2016年10月23日

ボブ・ディランのノーベル賞について

ボブ・ディランがノーベル文学賞を受賞し、その後連絡が取れないのがニュースになっている。
ついに選考委員の一人がスウェーデン公共放送のインタビューでディランの態度を批判したらしい。
しかしこの委員の批判のニュースには、多くの人がおやっ、と思ったのではないか。
ノーベル賞の選考委員は全部で18人いるというのも今回のニュースで初めて知ったのだが、この18人がボブ・ディランを選んだのは、別に本人に頼まれたからではなかろう。
ディランの意思とは関係なしに委員たちが勝手に選んだわけで、それを無視されて無礼だというのは、そっちの方が大人げない。

ボブ・ディランという人のことを実はあまりよく知らないのだが、巷のニュースでは反権威主義の人、というような情報が流れている。
そう言えば随分昔に、わたしもディランのアルバムCDを1枚だけ買った憶えがある。

あまり売れなかったアルバムらしいが、まあまあ気に入ってしばらくBGMにして聞いていた。
しかし歌詞は当然英語であり、日本語ネイティブのわたしとしてはその内容にまで踏み込んで考えたことはなかった。

さて、ウィキペディア等の情報を見るとボブ・ディランはノーベル賞以前に多数の賞を受けている。
グラミー賞やアカデミー賞、アメリカ大統領自由勲章にレジオンドヌール勲章などなどその数ざっと20個くらいである。
それらの賞をディランがどういう顔して受賞したのか、見ていないので分からないが、それらの賞を受けておいてノーベル賞だけ無視を決め込むというのもやや不可解な話である。

ノーベル賞はダイナマイトの特許益が原資なので、反戦の闘志としては受賞出来ないということなのだろうか。
でもその割には、世界各地で軍事活動を行なっているアメリカやフランスの勲章は大丈夫というのでは矛盾している気がする。


これは勝手な想像であるが、今回のノーベル賞無視騒動は、ディランなりの表現であり、思想の表明なのではないか。
彼は既存の権威を疑う人であり、世の常識に囚われないことを標榜する人なのであろうと思うわけであるが、そのような思想をわたしのような非英語圏の人間に届けるには英語の歌では限界がある。

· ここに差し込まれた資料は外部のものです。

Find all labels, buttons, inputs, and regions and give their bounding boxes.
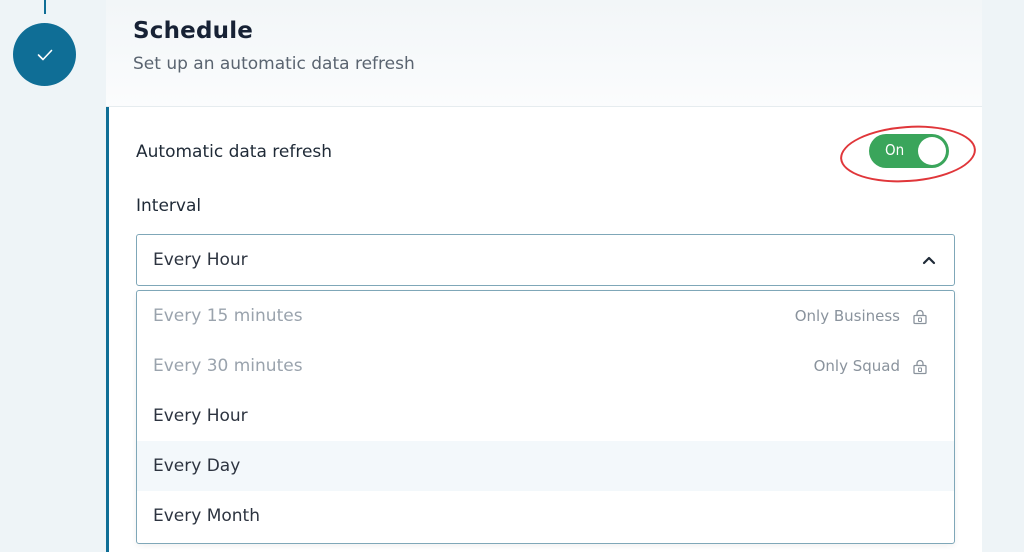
interval-option-every-month[interactable]: Every Month	[137, 491, 954, 541]
chevron-up-icon	[922, 256, 936, 265]
lock-icon	[913, 309, 927, 325]
lock-icon	[913, 359, 927, 375]
option-label: Every 30 minutes	[153, 356, 303, 376]
toggle-state-text: On	[885, 141, 905, 159]
stepper-line	[44, 0, 46, 14]
interval-label: Interval	[136, 196, 202, 216]
interval-option-every-hour[interactable]: Every Hour	[137, 391, 954, 441]
toggle-knob	[918, 137, 946, 165]
option-label: Every Day	[153, 456, 241, 476]
option-label: Every 15 minutes	[153, 306, 303, 326]
plan-requirement-note: Only Business	[794, 307, 900, 325]
schedule-card: Schedule Set up an automatic data refres…	[106, 0, 982, 552]
interval-option-every-day[interactable]: Every Day	[137, 441, 954, 491]
card-header: Schedule Set up an automatic data refres…	[106, 0, 982, 107]
check-icon	[37, 49, 52, 60]
interval-dropdown-menu: Every 15 minutes Only Business Every 30 …	[136, 290, 955, 544]
option-label: Every Hour	[153, 406, 248, 426]
step-complete-indicator	[13, 23, 76, 86]
option-label: Every Month	[153, 506, 260, 526]
plan-requirement-note: Only Squad	[813, 357, 900, 375]
automatic-refresh-label: Automatic data refresh	[136, 142, 333, 162]
interval-select[interactable]: Every Hour	[136, 234, 955, 286]
page-subtitle: Set up an automatic data refresh	[133, 54, 415, 74]
card-body: Automatic data refresh On Interval Every…	[106, 107, 982, 552]
interval-option-30-minutes[interactable]: Every 30 minutes Only Squad	[137, 341, 954, 391]
interval-option-15-minutes[interactable]: Every 15 minutes Only Business	[137, 291, 954, 341]
page-title: Schedule	[133, 18, 254, 44]
interval-selected-value: Every Hour	[153, 250, 248, 270]
automatic-refresh-toggle[interactable]: On	[869, 134, 949, 168]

その点ノーベル賞を無視して、世界の人々やノーベル賞主催者自身が囚われつつあった「ノーベル賞の権威を過度にありがたがる風潮」を破壊して見せることは、なんか、ディランらしい表現活動のような気がする。

ここでノーベル賞主催者が粋な返歌を返すことが出来ると、今回の騒動はたいへんいいお話としてまとまるんじゃないかと勝手に思うのだが、さて事の真相はどうなのだろう。